Ainsi, Emmanuel Macron a annoncé dimanche 9 janvier des investissements en France dans l’intelligence artificielle de 109 milliards d’euros dans les prochaines années, « l’équivalent pour la France de ce que les Etats-Unis ont annoncé avec « Stargate » ». C’est le même rapport, a précisé le chef de l’Etat, à la veille de l’ouverture du sommet international sur l’IA de Paris.

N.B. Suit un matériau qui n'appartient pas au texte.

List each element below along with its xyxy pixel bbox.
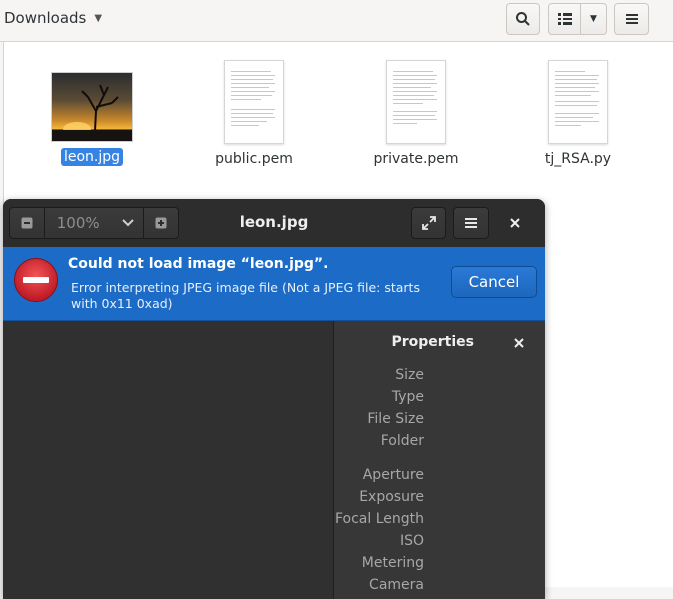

Macron, qui a annoncé que 35 sites « prêts à l’emploi » avaient été identifiés pour accueillir des data centers, ces gigantesques bâtiments conçus notamment pour permettre l’entraînement des modèles d’IA, a déjà indiqué que les Emirats arabes unis avaient l’intention de construire dans le pays un centre de données géant, pour un investissement compris entre 30 et 50 milliards d’euros.
Les atouts de New Delhi
Pour sa part, l’Inde, connue pour son immense réservoir d’ingénieurs et de scientifiques spécialisés en informatique se positionne comme un acteur incontournable de l’IA. Chaque année, des milliers d’étudiants diplômés des prestigieux instituts IIT (Indian Institutes of Technology) et d’autres grandes écoles intègrent le marché du travail. Apportant ainsi leurs compétences en intelligence artificielle, en machine learning et en analyse de données.
Bangalore, surnommée la « Silicon Valley de l’Inde », abrite de nombreuses startups spécialisées dans l’IA, ainsi que des centres de recherche de multinationales comme Google, Microsoft et IBM. Cet environnement dynamique favorise l’innovation et le développement de solutions d’IA appliquées à divers secteurs, notamment la santé, la finance et l’agriculture.
Toutefois, la France et l’Inde font face à des obstacles de taille. Les financements restent limités par rapport aux budgets colossaux de la Chine et des États-Unis. Car, que pèsent les 109 milliards d’euros promises par Emmanuel Macron « dans les prochaines années » face au plan d’investissement de 500 milliards de dollars consacré dans l’immédiat à l’IA?